What makes consulting a better fit than industry for you?

I love to wear a lot of hats. That’s not the best way to advance in industry, in which it’s better to pick one role — market planning, business development or medical affairs, for example. Then, you work your way up the ladder in that role: manager, senior manager, associate director, director, vice-president. People working at a company are focused on its technology and pipeline, and bringing its therapies to a particular patient population. People rally around the notion that their technology or therapy is the best, and maybe it is.

But the way my brain works, I always find myself wondering: is it?

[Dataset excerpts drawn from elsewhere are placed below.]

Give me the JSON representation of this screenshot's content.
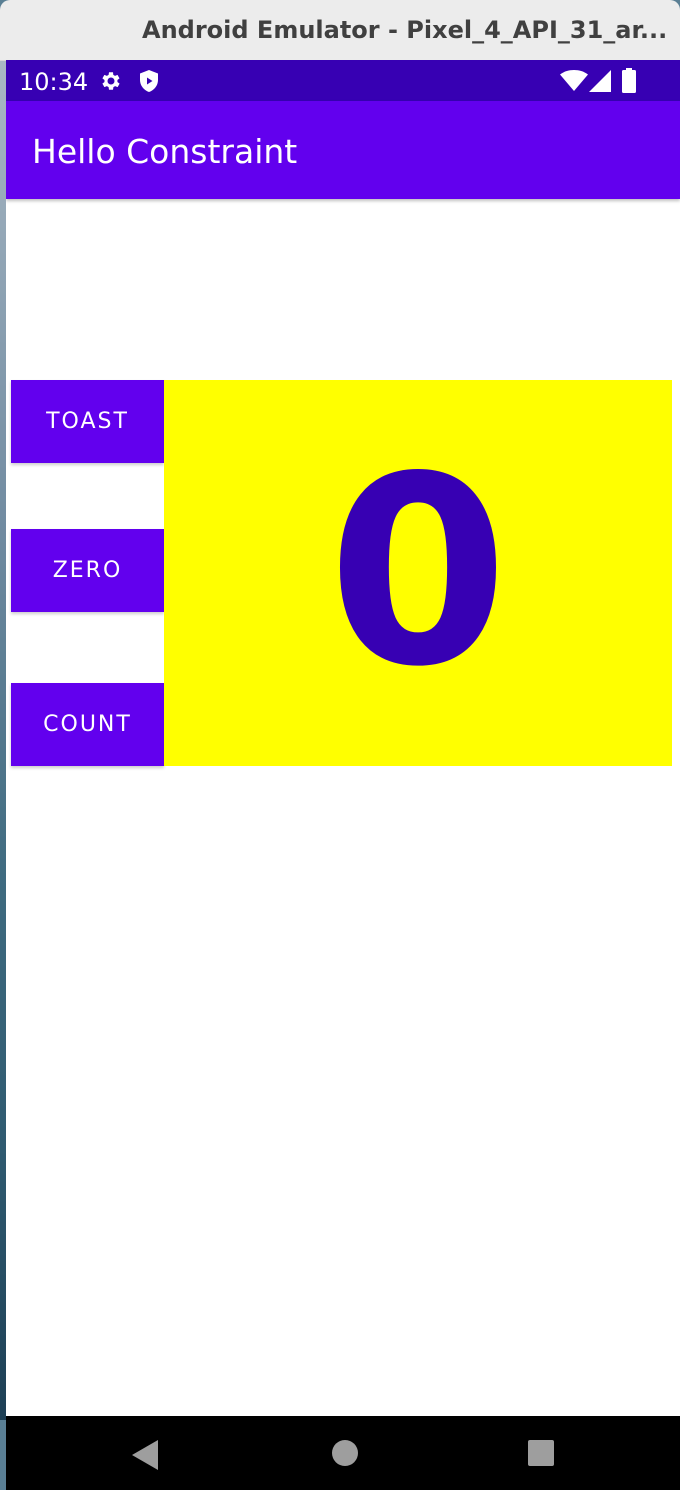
{
  "window": {
    "title": "Android Emulator - Pixel_4_API_31_ar..."
  },
  "status_bar": {
    "time": "10:34",
    "icons": [
      "gear-icon",
      "shield-icon",
      "wifi-icon",
      "signal-icon",
      "battery-icon"
    ],
    "color": "#3700b3"
  },
  "app_bar": {
    "title": "Hello Constraint",
    "color": "#6200ee"
  },
  "buttons": {
    "toast": "TOAST",
    "zero": "ZERO",
    "count": "COUNT",
    "color": "#6200ee"
  },
  "show_count": {
    "value": "0",
    "background": "#ffff00",
    "text_color": "#3700b3"
  },
  "nav_bar": {
    "icons": [
      "back-icon",
      "home-icon",
      "recents-icon"
    ]
  }
}
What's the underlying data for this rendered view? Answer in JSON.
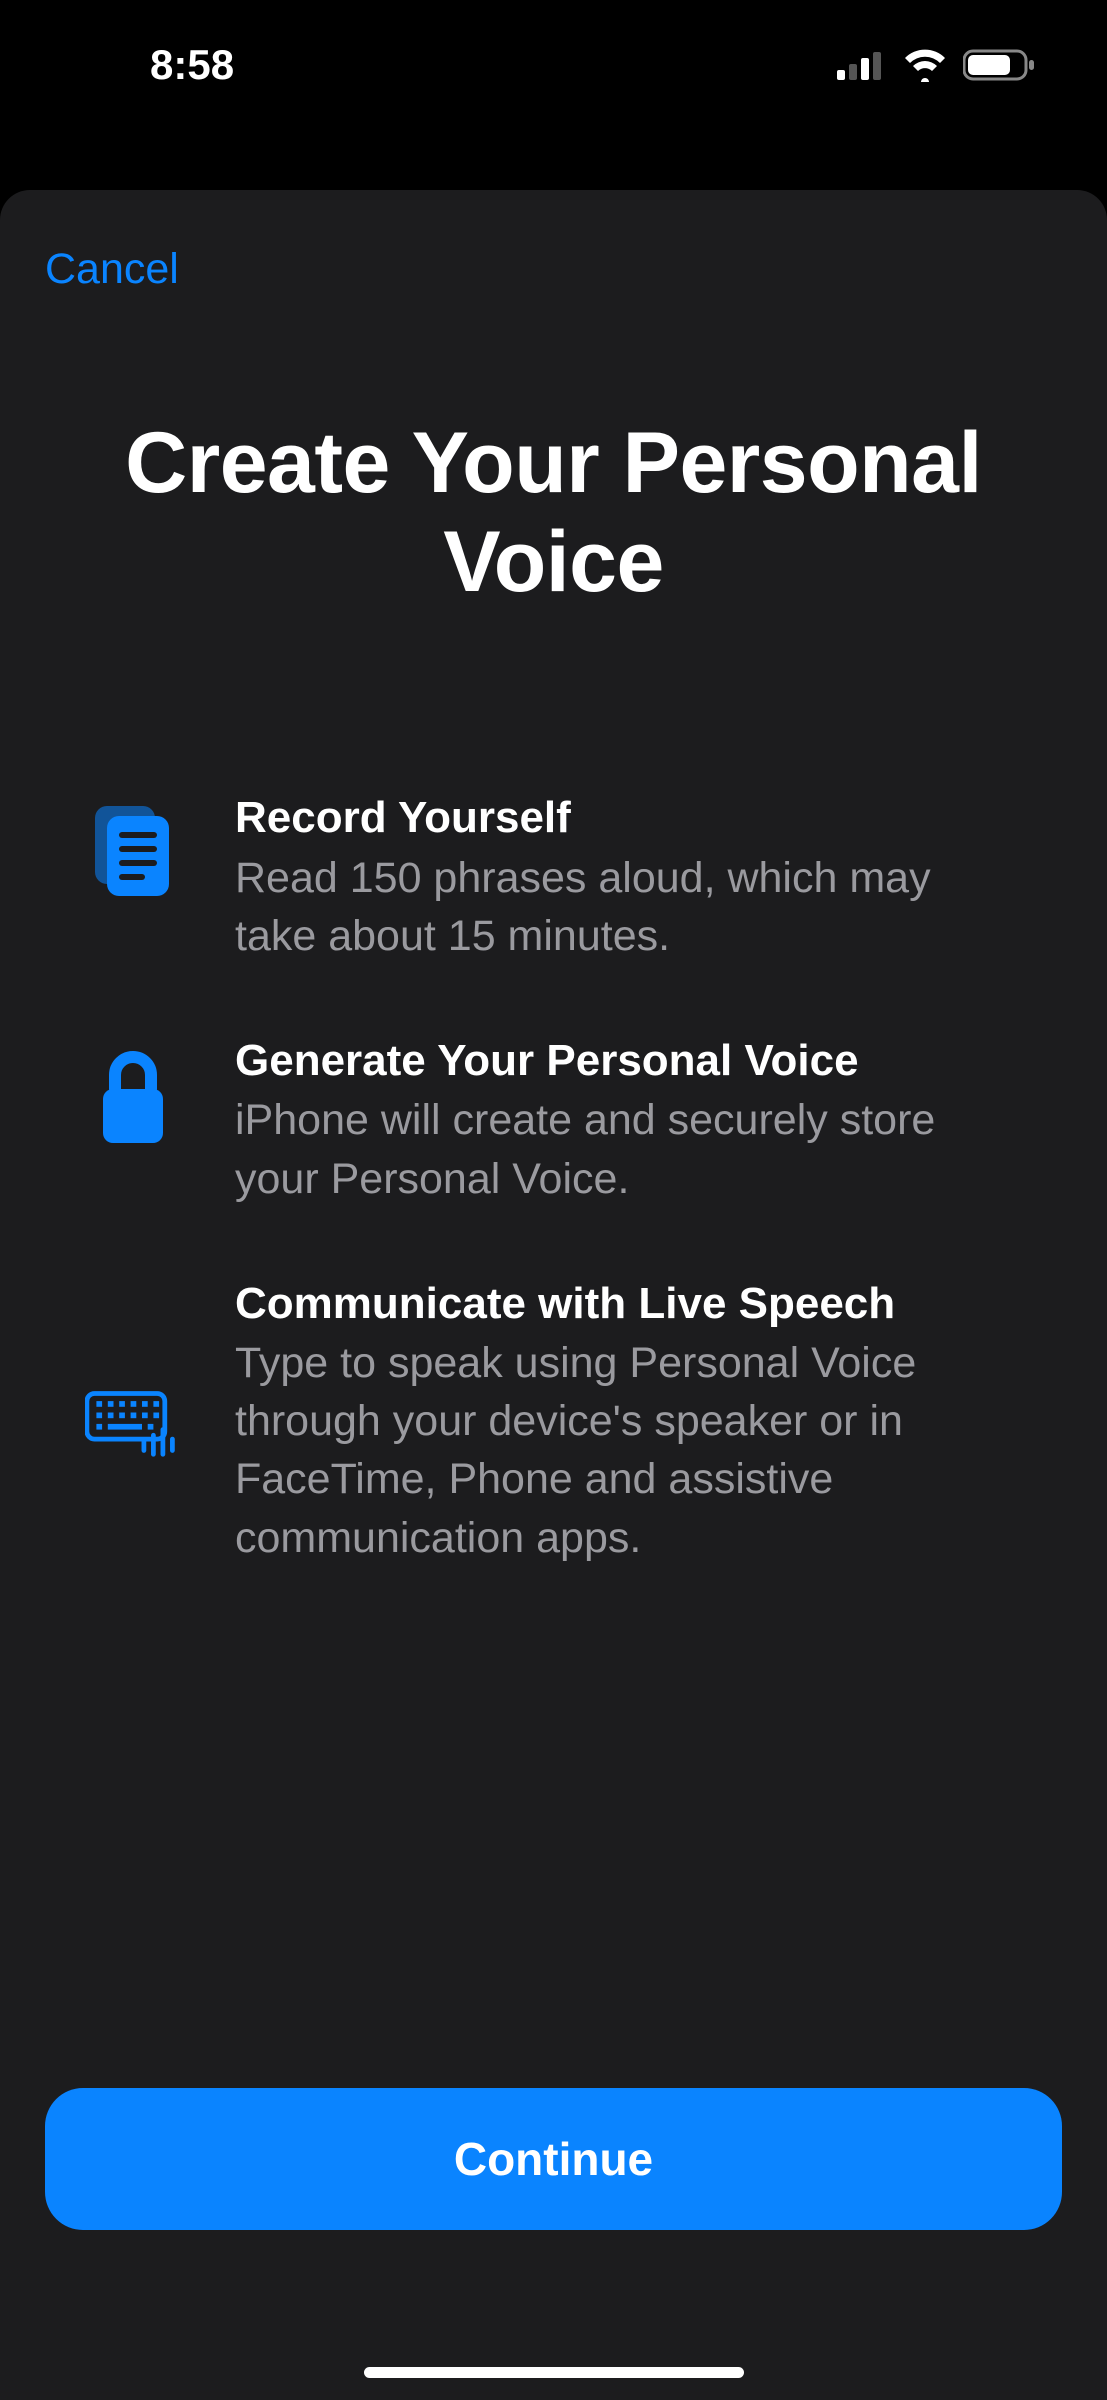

Who else is developing something similar that physicians might view as more clinically meaningful? Or easier to administer logistically? I’m drawn to understanding how it all fits into the big picture, and it’s best to do that thought exercise from a neutral, unbiased perspective.

What does your typical day look like?

At this point, I mostly secure the projects, shape the scope of the consulting agreement and then guide my staff. The first thing I did today was revise a budget for a potential project in endometrial cancer next year — thinking about what the cadence of our reports will be, what conferences we’re going to cover, how much it’s all going to cost. Next, I reviewed a slide deck covering the non-small-cell lung cancer landscape, which we’re presenting to another client at the end of the week. Some team members are working on that, and they’ve incorporated new clinical trials that have begun and data from a recent conference into the presentation. I added some more attention to launch timelines — such as which competitors are we telling them are likely to launch their products in the next five years, and what’s changed since the last time we talked to the client. It’s reviewing a mix ofworks in progress.

What skills are essential for success as a consultant in this field?

A growth mindset is key because you need to believe you can achieve more, challenge yourself and be creative. Also important are proactive communication, a passion for excellence, being an exceptional listener and being comfortable acknowledging what you don’t know. You also must be able to explain complex data in a way that is relatable and trustworthy — stakeholders from all backgrounds, from medical affairs to investor relations, learn from our competitive-intelligence narratives. Competitive-readiness planning is most effective when those stakeholders feel comfortable enough with the information to authentically contribute to strategy discussions.